Speed in benchmarks [0] looks impressive. But they seem to be run on the old version of Arraymancer (Arraymancer 0.2.90). Were there any speed improvements/regressions in the newer version(s)?
Is there any "production code" written in Arraymancer?
The code didn't change so there shouldn't be any difference on Nim stable. Unfortunately I catched a regression in Nim #devel branch itself which is very impacting if tensors are created in a tight loop.
All in all I take performance very seriously and regularly check the assembly generated and the memory overhead of the library.
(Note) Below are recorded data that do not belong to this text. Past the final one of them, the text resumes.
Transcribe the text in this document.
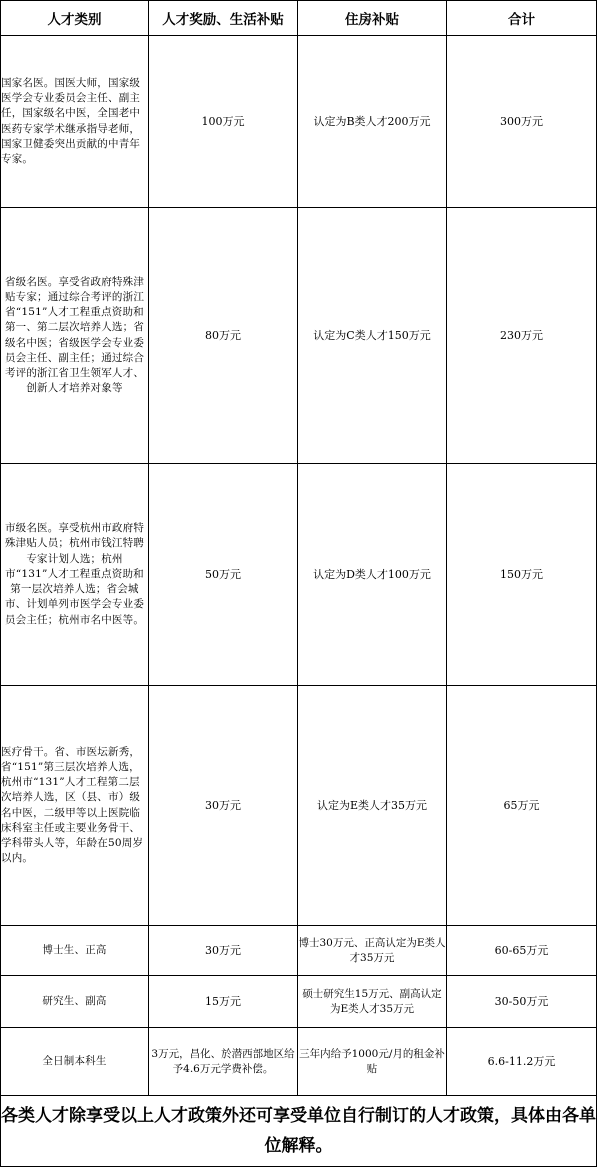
人才类别	人才奖励、生活补贴	住房补贴	合计
国家名医。国医大师，国家级医学会专业委员会主任、副主任，国家级名中医，全国老中医药专家学术继承指导老师，国家卫健委突出贡献的中青年专家。	100万元	认定为B类人才200万元	300万元
省级名医。享受省政府特殊津贴专家；通过综合考评的浙江省“151”人才工程重点资助和第一、第二层次培养人选；省级名中医；省级医学会专业委员会主任、副主任；通过综合考评的浙江省卫生领军人才、创新人才培养对象等	80万元	认定为C类人才150万元	230万元
市级名医。享受杭州市政府特殊津贴人员；杭州市钱江特聘专家计划人选；杭州市“131”人才工程重点资助和第一层次培养人选；省会城市、计划单列市医学会专业委员会主任；杭州市名中医等。	50万元	认定为D类人才100万元	150万元
医疗骨干。省、市医坛新秀，省“151”第三层次培养人选，杭州市“131”人才工程第二层次培养人选，区（县、市）级名中医，二级甲等以上医院临床科室主任或主要业务骨干、学科带头人等，年龄在50周岁以内。	30万元	认定为E类人才35万元	65万元
博士生、正高	30万元	博士30万元、正高认定为E类人才35万元	60-65万元
研究生、副高	15万元	硕士研究生15万元、副高认定为E类人才35万元	30-50万元
全日制本科生	3万元，昌化、於潜西部地区给予4.6万元学费补偿。	三年内给予1000元/月的租金补贴	6.6-11.2万元
各类人才除享受以上人才政策外还可享受单位自行制订的人才政策，具体由各单位解释。			
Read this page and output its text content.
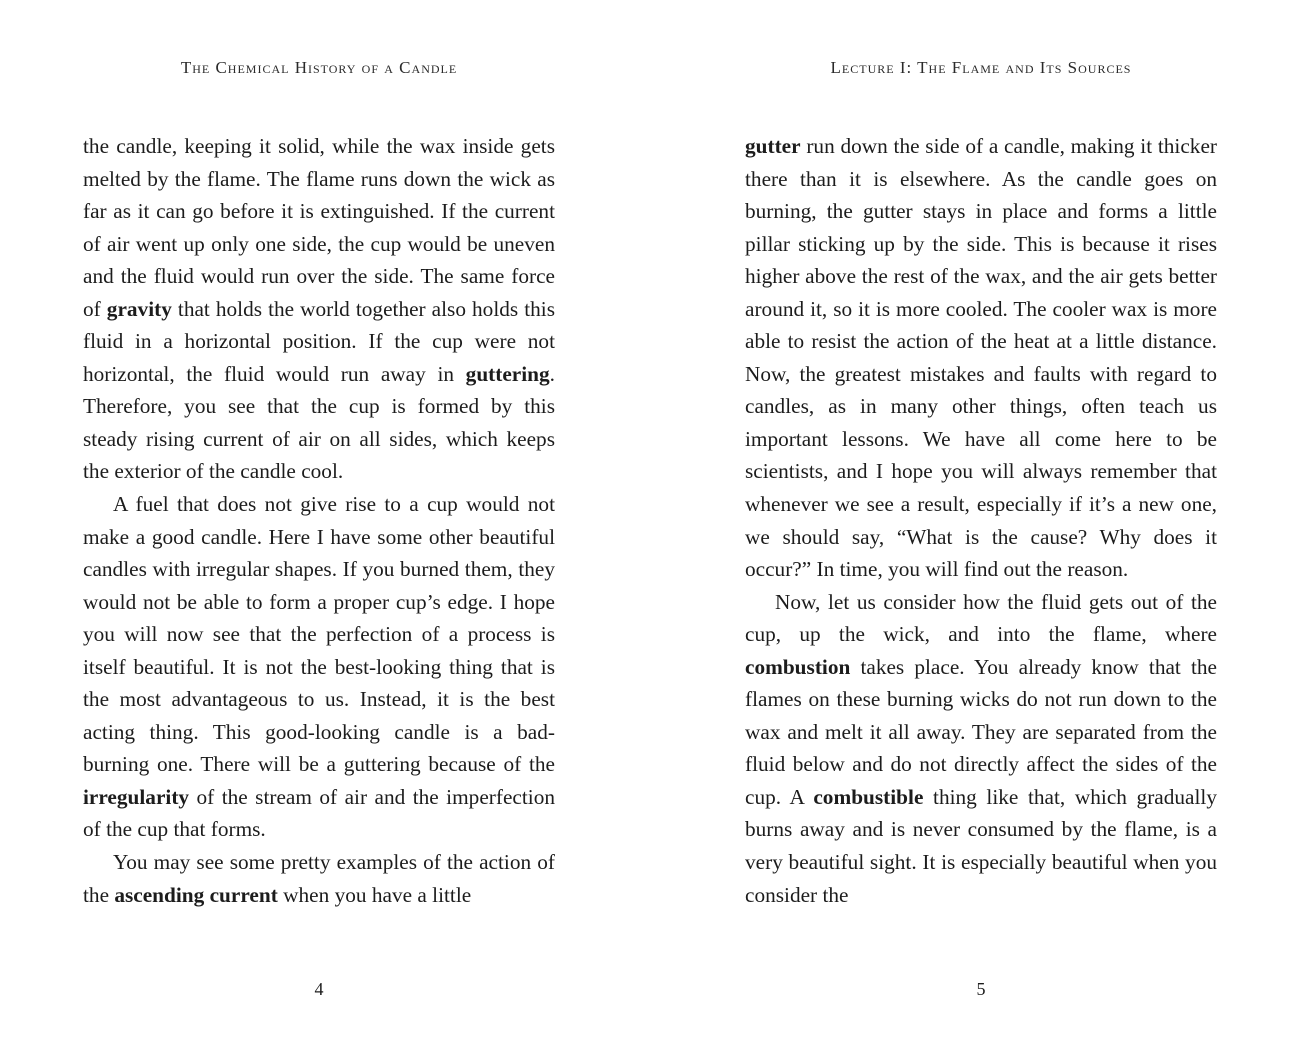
The Chemical History of a Candle

the candle, keeping it solid, while the wax inside gets melted by the flame. The flame runs down the wick as far as it can go before it is extinguished. If the current of air went up only one side, the cup would be uneven and the fluid would run over the side. The same force of gravity that holds the world together also holds this fluid in a horizontal position. If the cup were not horizontal, the fluid would run away in guttering. Therefore, you see that the cup is formed by this steady rising current of air on all sides, which keeps the exterior of the candle cool.

A fuel that does not give rise to a cup would not make a good candle. Here I have some other beautiful candles with irregular shapes. If you burned them, they would not be able to form a proper cup’s edge. I hope you will now see that the perfection of a process is itself beautiful. It is not the best-looking thing that is the most advantageous to us. Instead, it is the best acting thing. This good-looking candle is a bad-burning one. There will be a guttering because of the irregularity of the stream of air and the imperfection of the cup that forms.

You may see some pretty examples of the action of the ascending current when you have a little

4
Lecture I: The Flame and Its Sources

gutter run down the side of a candle, making it thicker there than it is elsewhere. As the candle goes on burning, the gutter stays in place and forms a little pillar sticking up by the side. This is because it rises higher above the rest of the wax, and the air gets better around it, so it is more cooled. The cooler wax is more able to resist the action of the heat at a little distance. Now, the greatest mistakes and faults with regard to candles, as in many other things, often teach us important lessons. We have all come here to be scientists, and I hope you will always remember that whenever we see a result, especially if it’s a new one, we should say, “What is the cause? Why does it occur?” In time, you will find out the reason.

Now, let us consider how the fluid gets out of the cup, up the wick, and into the flame, where combustion takes place. You already know that the flames on these burning wicks do not run down to the wax and melt it all away. They are separated from the fluid below and do not directly affect the sides of the cup. A combustible thing like that, which gradually burns away and is never consumed by the flame, is a very beautiful sight. It is especially beautiful when you consider the

5
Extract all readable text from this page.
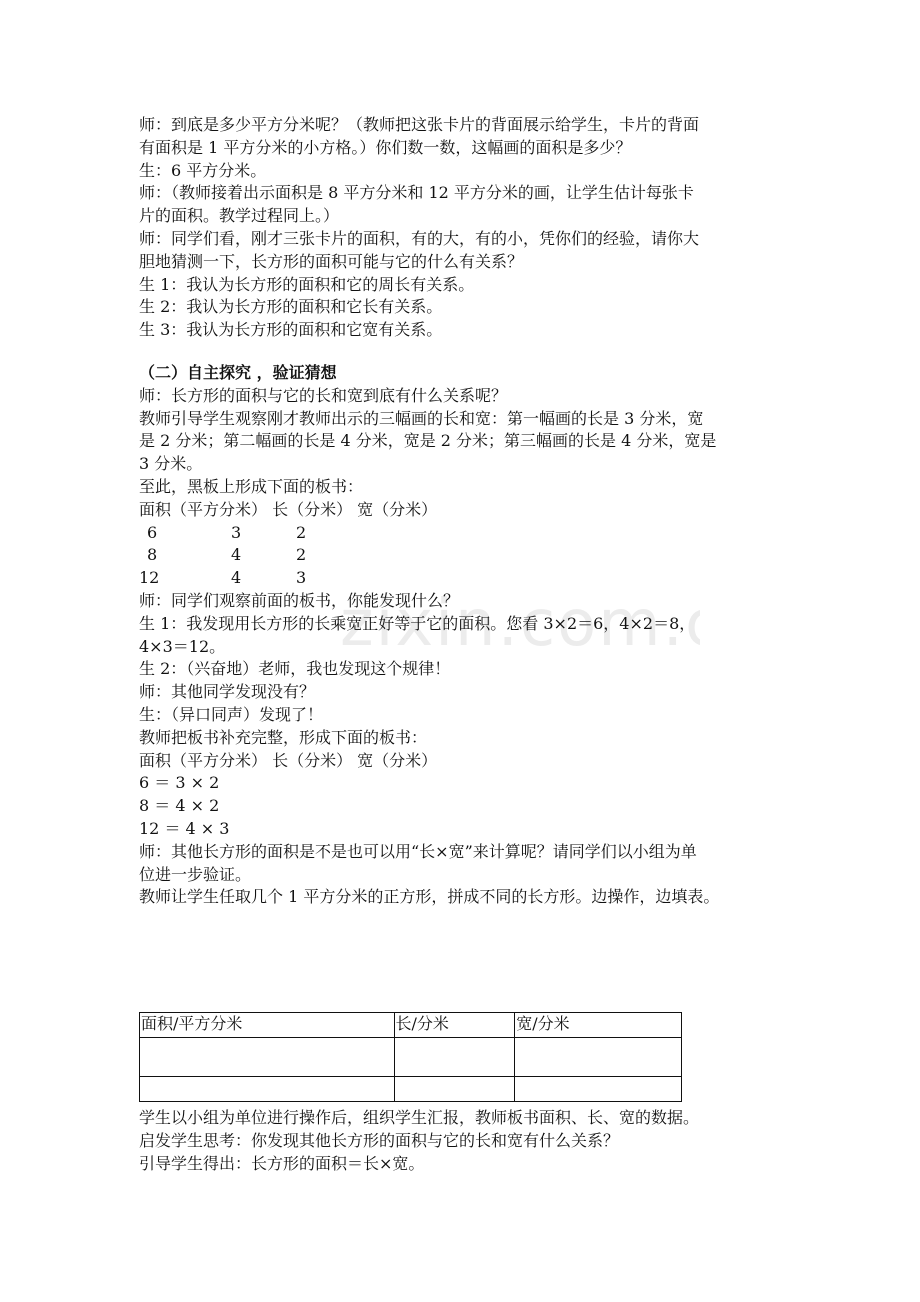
zixin.com.
师：到底是多少平方分米呢？（教师把这张卡片的背面展示给学生，卡片的背面
有面积是 1 平方分米的小方格。）你们数一数，这幅画的面积是多少？
生：6 平方分米。
师：（教师接着出示面积是 8 平方分米和 12 平方分米的画，让学生估计每张卡
片的面积。教学过程同上。）
师：同学们看，刚才三张卡片的面积，有的大，有的小，凭你们的经验，请你大
胆地猜测一下，长方形的面积可能与它的什么有关系？
生 1：我认为长方形的面积和它的周长有关系。
生 2：我认为长方形的面积和它长有关系。
生 3：我认为长方形的面积和它宽有关系。
（二）自主探究 ，验证猜想
师：长方形的面积与它的长和宽到底有什么关系呢？
教师引导学生观察刚才教师出示的三幅画的长和宽：第一幅画的长是 3 分米，宽
是 2 分米；第二幅画的长是 4 分米，宽是 2 分米；第三幅画的长是 4 分米，宽是
3 分米。
至此，黑板上形成下面的板书：
面积（平方分米） 长（分米） 宽（分米）
6	3	2
8	4	2
12	4	3
师：同学们观察前面的板书，你能发现什么？
生 1：我发现用长方形的长乘宽正好等于它的面积。您看 3×2＝6，4×2＝8，
4×3＝12。
生 2：（兴奋地）老师，我也发现这个规律！
师：其他同学发现没有？
生：（异口同声）发现了！
教师把板书补充完整，形成下面的板书：
面积（平方分米） 长（分米） 宽（分米）
6 ＝ 3 × 2
8 ＝ 4 × 2
12 ＝ 4 × 3
师：其他长方形的面积是不是也可以用“长×宽”来计算呢？请同学们以小组为单
位进一步验证。
教师让学生任取几个 1 平方分米的正方形，拼成不同的长方形。边操作，边填表。
面积/平方分米	长/分米	宽/分米

学生以小组为单位进行操作后，组织学生汇报，教师板书面积、长、宽的数据。
启发学生思考：你发现其他长方形的面积与它的长和宽有什么关系？
引导学生得出：长方形的面积＝长×宽。
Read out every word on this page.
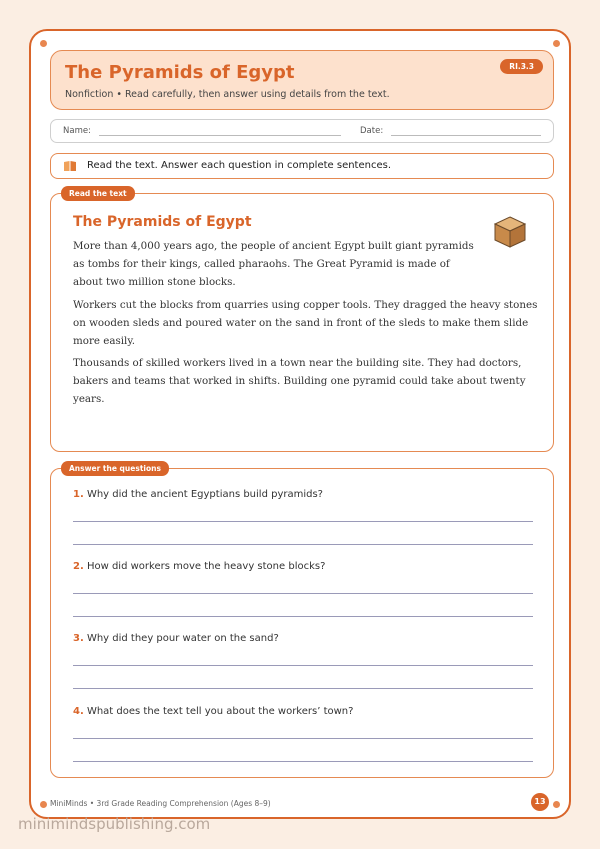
The Pyramids of Egypt
Nonfiction • Read carefully, then answer using details from the text.
RI.3.3
Name:	Date:
Read the text. Answer each question in complete sentences.
Read the text
The Pyramids of Egypt

More than 4,000 years ago, the people of ancient Egypt built giant pyramids as tombs for their kings, called pharaohs. The Great Pyramid is made of about two million stone blocks.

Workers cut the blocks from quarries using copper tools. They dragged the heavy stones on wooden sleds and poured water on the sand in front of the sleds to make them slide more easily.

Thousands of skilled workers lived in a town near the building site. They had doctors, bakers and teams that worked in shifts. Building one pyramid could take about twenty years.

Answer the questions
1. Why did the ancient Egyptians build pyramids?
2. How did workers move the heavy stone blocks?
3. Why did they pour water on the sand?
4. What does the text tell you about the workers’ town?
MiniMinds • 3rd Grade Reading Comprehension (Ages 8–9)	13
minimindspublishing.com
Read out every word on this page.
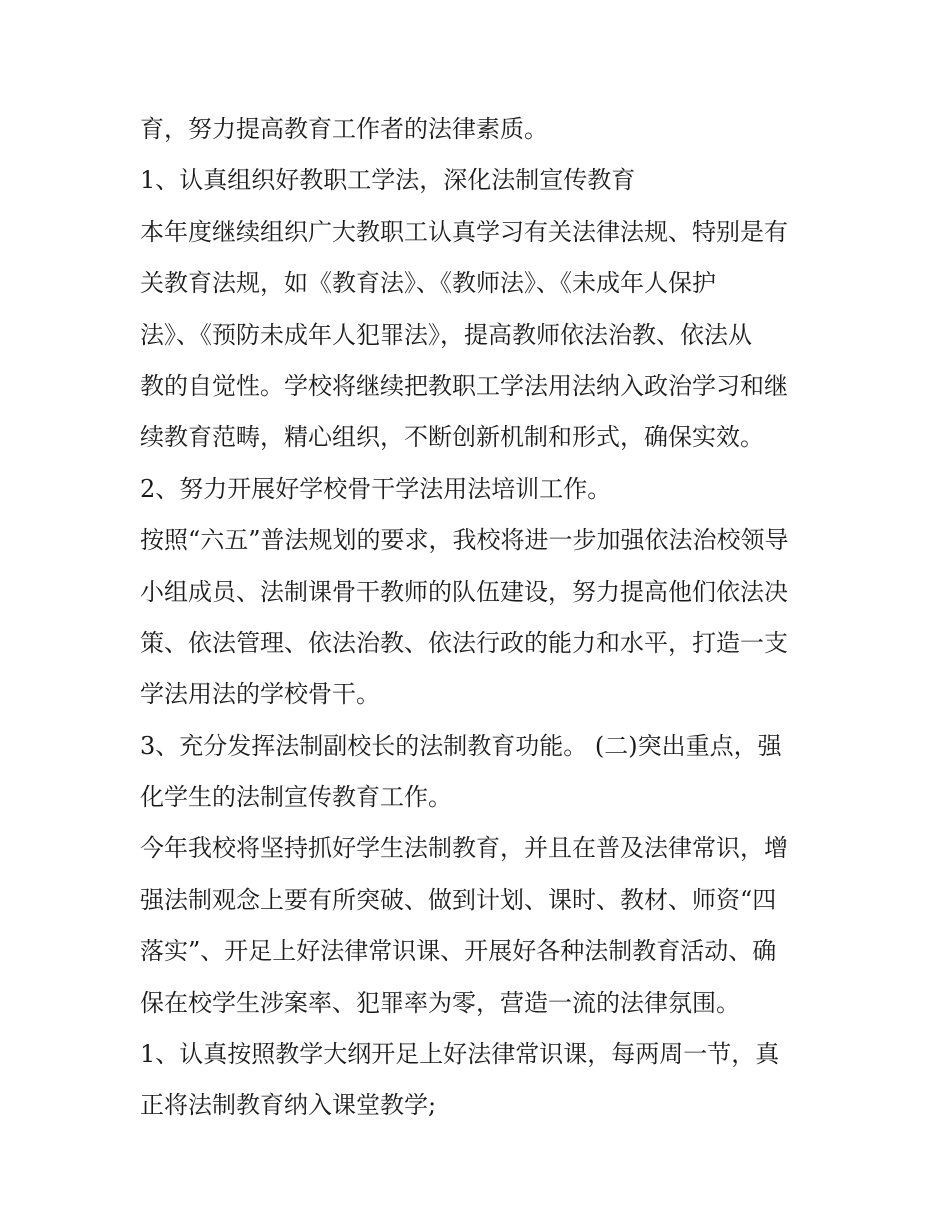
育，努力提高教育工作者的法律素质。
1、认真组织好教职工学法，深化法制宣传教育
本年度继续组织广大教职工认真学习有关法律法规、特别是有
关教育法规，如《教育法》、《教师法》、《未成年人保护
法》、《预防未成年人犯罪法》，提高教师依法治教、依法从
教的自觉性。学校将继续把教职工学法用法纳入政治学习和继
续教育范畴，精心组织，不断创新机制和形式，确保实效。
2、努力开展好学校骨干学法用法培训工作。
按照“六五”普法规划的要求，我校将进一步加强依法治校领导
小组成员、法制课骨干教师的队伍建设，努力提高他们依法决
策、依法管理、依法治教、依法行政的能力和水平，打造一支
学法用法的学校骨干。
3、充分发挥法制副校长的法制教育功能。 (二)突出重点，强
化学生的法制宣传教育工作。
今年我校将坚持抓好学生法制教育，并且在普及法律常识，增
强法制观念上要有所突破、做到计划、课时、教材、师资“四
落实”、开足上好法律常识课、开展好各种法制教育活动、确
保在校学生涉案率、犯罪率为零，营造一流的法律氛围。
1、认真按照教学大纲开足上好法律常识课，每两周一节，真
正将法制教育纳入课堂教学;
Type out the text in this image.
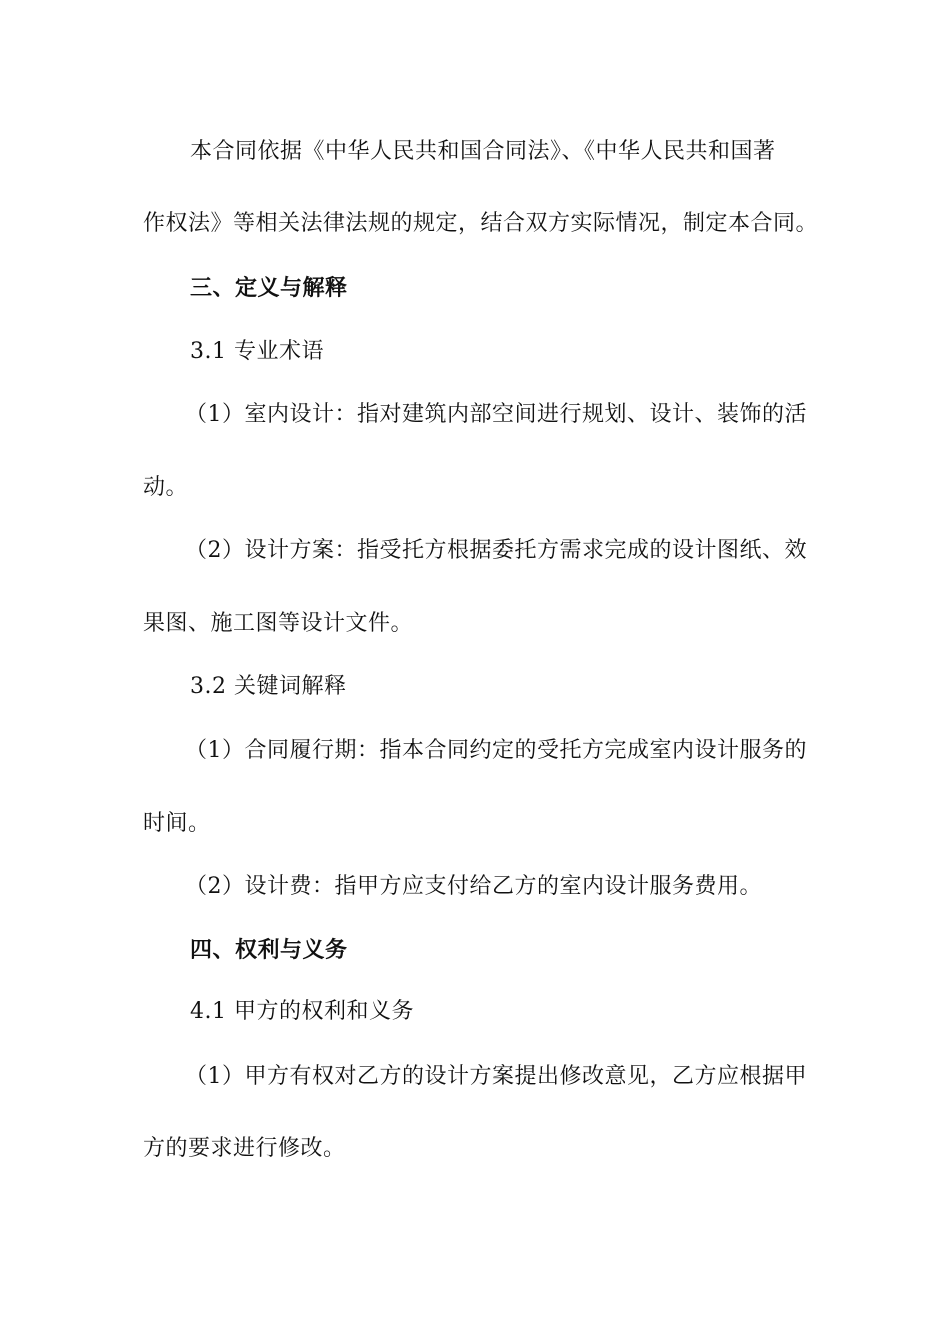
本合同依据《中华人民共和国合同法》、《中华人民共和国著
作权法》等相关法律法规的规定，结合双方实际情况，制定本合同。
三、定义与解释
3.1 专业术语
（1）室内设计：指对建筑内部空间进行规划、设计、装饰的活
动。
（2）设计方案：指受托方根据委托方需求完成的设计图纸、效
果图、施工图等设计文件。
3.2 关键词解释
（1）合同履行期：指本合同约定的受托方完成室内设计服务的
时间。
（2）设计费：指甲方应支付给乙方的室内设计服务费用。
四、权利与义务
4.1 甲方的权利和义务
（1）甲方有权对乙方的设计方案提出修改意见，乙方应根据甲
方的要求进行修改。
It should at least be as fast as any C, C++ library even if they are optimized by a compiler (Tensorflow, Tensor Comprehension/Halide or MxNet/TVM), my intermediate language is C, and my optimizing compiler is GCC/LLVM. Critical parts should even reach Fortran speed thanks to heavy usage of __restrict__ and assume_aligned compiler builtins.
I also take great care about how to implement any algorithm for numerical stability and speed for example using a numerically stable 1-pass parallel softmax_cross_entropy through a frobenius inner product that I didn't see in any library I checked (Caffe, Tensorflow, Torch).
Also while deep learning is a focus, I've added general linear algebra and ML features like a least squares solver and PCA.